One of the great challenges of being alive is that by the time you have enough wisdom to truly live it, it’s time to go.
I used to get sidetracked by all the shoulda coulda woulddas. They nearly destroyed me until I learned to truly trust myself, to allow myself to pivot and follow my heart in each moment, even if it meant destroying something I’d worked hard to create.
But I think the ultimate real deepest truth, even though it sounds like a cliche, is that all there truly is, is now.
And the moment we allow ourselves to be where we are, accept ourselves for who we really are, and keep the faith alive for a bright future, the possibility for expansion comes.

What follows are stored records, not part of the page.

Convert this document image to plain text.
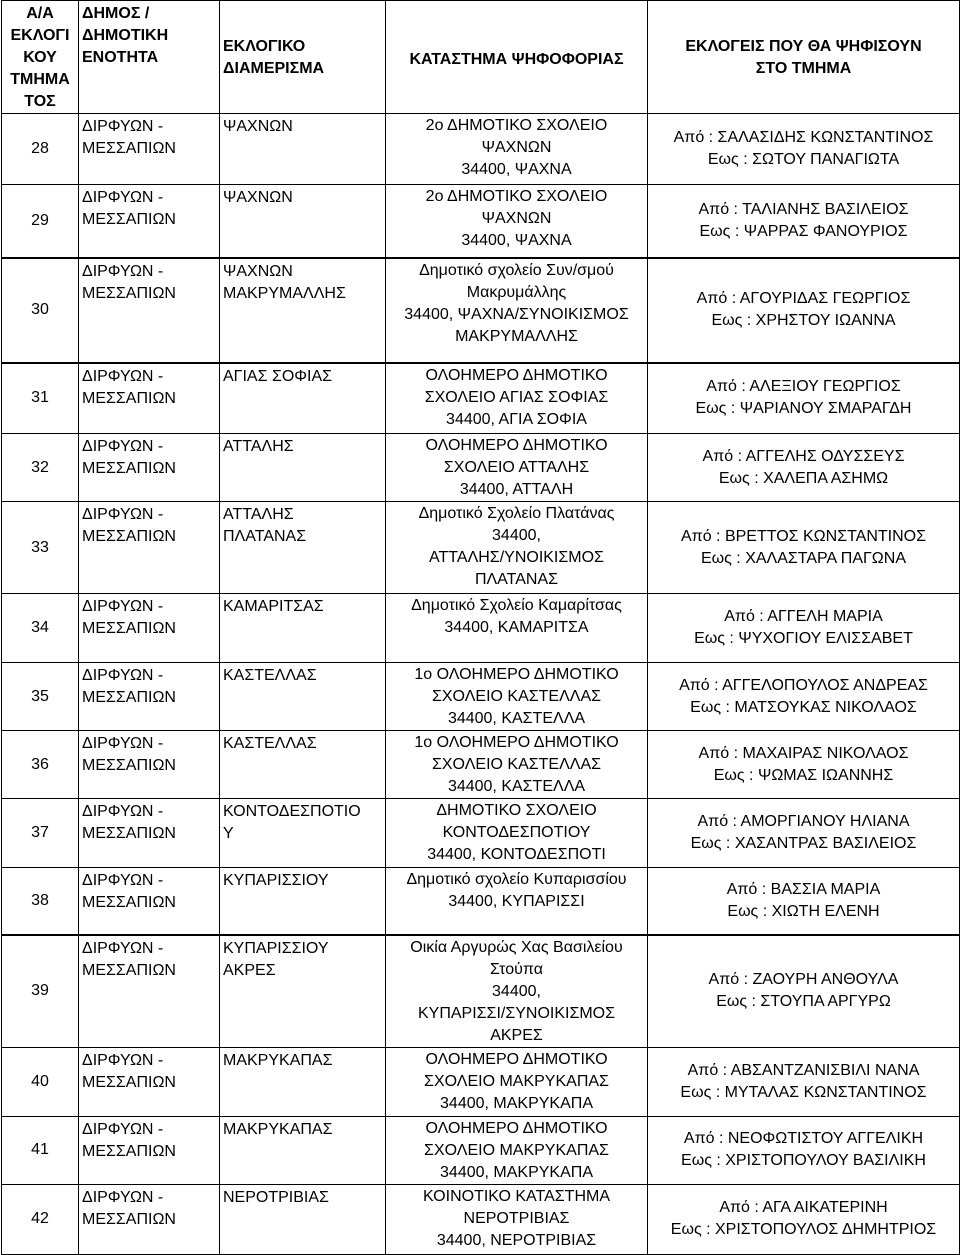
Α/Α
ΕΚΛΟΓΙ
ΚΟΥ
ΤΜΗΜΑ
ΤΟΣ	ΔΗΜΟΣ /
ΔΗΜΟΤΙΚΗ
ΕΝΟΤΗΤΑ	ΕΚΛΟΓΙΚΟ
ΔΙΑΜΕΡΙΣΜΑ	ΚΑΤΑΣΤΗΜΑ ΨΗΦΟΦΟΡΙΑΣ	ΕΚΛΟΓΕΙΣ ΠΟΥ ΘΑ ΨΗΦΙΣΟΥΝ
ΣΤΟ ΤΜΗΜΑ

28	ΔΙΡΦΥΩΝ -
ΜΕΣΣΑΠΙΩΝ	ΨΑΧΝΩΝ	2ο ΔΗΜΟΤΙΚΟ ΣΧΟΛΕΙΟ
ΨΑΧΝΩΝ
34400, ΨΑΧΝΑ	Από : ΣΑΛΑΣΙΔΗΣ ΚΩΝΣΤΑΝΤΙΝΟΣ
Εως : ΣΩΤΟΥ ΠΑΝΑΓΙΩΤΑ

29	ΔΙΡΦΥΩΝ -
ΜΕΣΣΑΠΙΩΝ	ΨΑΧΝΩΝ	2ο ΔΗΜΟΤΙΚΟ ΣΧΟΛΕΙΟ
ΨΑΧΝΩΝ
34400, ΨΑΧΝΑ	Από : ΤΑΛΙΑΝΗΣ ΒΑΣΙΛΕΙΟΣ
Εως : ΨΑΡΡΑΣ ΦΑΝΟΥΡΙΟΣ

30	ΔΙΡΦΥΩΝ -
ΜΕΣΣΑΠΙΩΝ	ΨΑΧΝΩΝ
ΜΑΚΡΥΜΑΛΛΗΣ	Δημοτικό σχολείο Συν/σμού
Μακρυμάλλης
34400, ΨΑΧΝΑ/ΣΥΝΟΙΚΙΣΜΟΣ
ΜΑΚΡΥΜΑΛΛΗΣ	Από : ΑΓΟΥΡΙΔΑΣ ΓΕΩΡΓΙΟΣ
Εως : ΧΡΗΣΤΟΥ ΙΩΑΝΝΑ

31	ΔΙΡΦΥΩΝ -
ΜΕΣΣΑΠΙΩΝ	ΑΓΙΑΣ ΣΟΦΙΑΣ	ΟΛΟΗΜΕΡΟ ΔΗΜΟΤΙΚΟ
ΣΧΟΛΕΙΟ ΑΓΙΑΣ ΣΟΦΙΑΣ
34400, ΑΓΙΑ ΣΟΦΙΑ	Από : ΑΛΕΞΙΟΥ ΓΕΩΡΓΙΟΣ
Εως : ΨΑΡΙΑΝΟΥ ΣΜΑΡΑΓΔΗ

32	ΔΙΡΦΥΩΝ -
ΜΕΣΣΑΠΙΩΝ	ΑΤΤΑΛΗΣ	ΟΛΟΗΜΕΡΟ ΔΗΜΟΤΙΚΟ
ΣΧΟΛΕΙΟ ΑΤΤΑΛΗΣ
34400, ΑΤΤΑΛΗ	Από : ΑΓΓΕΛΗΣ ΟΔΥΣΣΕΥΣ
Εως : ΧΑΛΕΠΑ ΑΣΗΜΩ

33	ΔΙΡΦΥΩΝ -
ΜΕΣΣΑΠΙΩΝ	ΑΤΤΑΛΗΣ
ΠΛΑΤΑΝΑΣ	Δημοτικό Σχολείο Πλατάνας
34400,
ΑΤΤΑΛΗΣ/ΥΝΟΙΚΙΣΜΟΣ
ΠΛΑΤΑΝΑΣ	Από : ΒΡΕΤΤΟΣ ΚΩΝΣΤΑΝΤΙΝΟΣ
Εως : ΧΑΛΑΣΤΑΡΑ ΠΑΓΩΝΑ

34	ΔΙΡΦΥΩΝ -
ΜΕΣΣΑΠΙΩΝ	ΚΑΜΑΡΙΤΣΑΣ	Δημοτικό Σχολείο Καμαρίτσας
34400, ΚΑΜΑΡΙΤΣΑ	Από : ΑΓΓΕΛΗ ΜΑΡΙΑ
Εως : ΨΥΧΟΓΙΟΥ ΕΛΙΣΣΑΒΕΤ

35	ΔΙΡΦΥΩΝ -
ΜΕΣΣΑΠΙΩΝ	ΚΑΣΤΕΛΛΑΣ	1ο ΟΛΟΗΜΕΡΟ ΔΗΜΟΤΙΚΟ
ΣΧΟΛΕΙΟ ΚΑΣΤΕΛΛΑΣ
34400, ΚΑΣΤΕΛΛΑ	Από : ΑΓΓΕΛΟΠΟΥΛΟΣ ΑΝΔΡΕΑΣ
Εως : ΜΑΤΣΟΥΚΑΣ ΝΙΚΟΛΑΟΣ

36	ΔΙΡΦΥΩΝ -
ΜΕΣΣΑΠΙΩΝ	ΚΑΣΤΕΛΛΑΣ	1ο ΟΛΟΗΜΕΡΟ ΔΗΜΟΤΙΚΟ
ΣΧΟΛΕΙΟ ΚΑΣΤΕΛΛΑΣ
34400, ΚΑΣΤΕΛΛΑ	Από : ΜΑΧΑΙΡΑΣ ΝΙΚΟΛΑΟΣ
Εως : ΨΩΜΑΣ ΙΩΑΝΝΗΣ

37	ΔΙΡΦΥΩΝ -
ΜΕΣΣΑΠΙΩΝ	ΚΟΝΤΟΔΕΣΠΟΤΙΟ
Υ	ΔΗΜΟΤΙΚΟ ΣΧΟΛΕΙΟ
ΚΟΝΤΟΔΕΣΠΟΤΙΟΥ
34400, ΚΟΝΤΟΔΕΣΠΟΤΙ	Από : ΑΜΟΡΓΙΑΝΟΥ ΗΛΙΑΝΑ
Εως : ΧΑΣΑΝΤΡΑΣ ΒΑΣΙΛΕΙΟΣ

38	ΔΙΡΦΥΩΝ -
ΜΕΣΣΑΠΙΩΝ	ΚΥΠΑΡΙΣΣΙΟΥ	Δημοτικό σχολείο Κυπαρισσίου
34400, ΚΥΠΑΡΙΣΣΙ	Από : ΒΑΣΣΙΑ ΜΑΡΙΑ
Εως : ΧΙΩΤΗ ΕΛΕΝΗ

39	ΔΙΡΦΥΩΝ -
ΜΕΣΣΑΠΙΩΝ	ΚΥΠΑΡΙΣΣΙΟΥ
ΑΚΡΕΣ	Οικία Αργυρώς Χας Βασιλείου
Στούπα
34400,
ΚΥΠΑΡΙΣΣΙ/ΣΥΝΟΙΚΙΣΜΟΣ
ΑΚΡΕΣ	Από : ΖΑΟΥΡΗ ΑΝΘΟΥΛΑ
Εως : ΣΤΟΥΠΑ ΑΡΓΥΡΩ

40	ΔΙΡΦΥΩΝ -
ΜΕΣΣΑΠΙΩΝ	ΜΑΚΡΥΚΑΠΑΣ	ΟΛΟΗΜΕΡΟ ΔΗΜΟΤΙΚΟ
ΣΧΟΛΕΙΟ ΜΑΚΡΥΚΑΠΑΣ
34400, ΜΑΚΡΥΚΑΠΑ	Από : ΑΒΣΑΝΤΖΑΝΙΣΒΙΛΙ ΝΑΝΑ
Εως : ΜΥΤΑΛΑΣ ΚΩΝΣΤΑΝΤΙΝΟΣ

41	ΔΙΡΦΥΩΝ -
ΜΕΣΣΑΠΙΩΝ	ΜΑΚΡΥΚΑΠΑΣ	ΟΛΟΗΜΕΡΟ ΔΗΜΟΤΙΚΟ
ΣΧΟΛΕΙΟ ΜΑΚΡΥΚΑΠΑΣ
34400, ΜΑΚΡΥΚΑΠΑ	Από : ΝΕΟΦΩΤΙΣΤΟΥ ΑΓΓΕΛΙΚΗ
Εως : ΧΡΙΣΤΟΠΟΥΛΟΥ ΒΑΣΙΛΙΚΗ

42	ΔΙΡΦΥΩΝ -
ΜΕΣΣΑΠΙΩΝ	ΝΕΡΟΤΡΙΒΙΑΣ	ΚΟΙΝΟΤΙΚΟ ΚΑΤΑΣΤΗΜΑ
ΝΕΡΟΤΡΙΒΙΑΣ
34400, ΝΕΡΟΤΡΙΒΙΑΣ	Από : ΑΓΑ ΑΙΚΑΤΕΡΙΝΗ
Εως : ΧΡΙΣΤΟΠΟΥΛΟΣ ΔΗΜΗΤΡΙΟΣ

One thing I know for sure is that each time I feel anxious that I’m not where I’m supposed to be and choose to relax into the tension rather than fight it, is the exact moment I connect to everything I was searching for all along.
The universe is always waiting to guide us. But to receive that guidance requires us to fully be here now and trust that where we are is perfect, and that who we are is so beyond worthy of love. No matter what.
Despite all the painful things that have happened, I’ve never stopped dreaming. I’ve already created so much, and dream of many more magical things to come.
According to astrology, in this lifetime I am not meant to focus so much on career.
But my dreams. They fill my heart. They drive me. It’s all I can see.
They blind me. Sometimes for good. Sometimes for bad. I’ve lost a lot of people along the way.
But after all is said and done, I’m still that little girl, singing on the stage to an imaginary audience.
Dreaming of worlds that don’t yet exist.
What does or doesn’t happen to us is but one small fraction of the moments that make up a life.
What matters more is how deeply we can stay connected to the secret worlds within us. And never lose hope that everything we imagine can be real.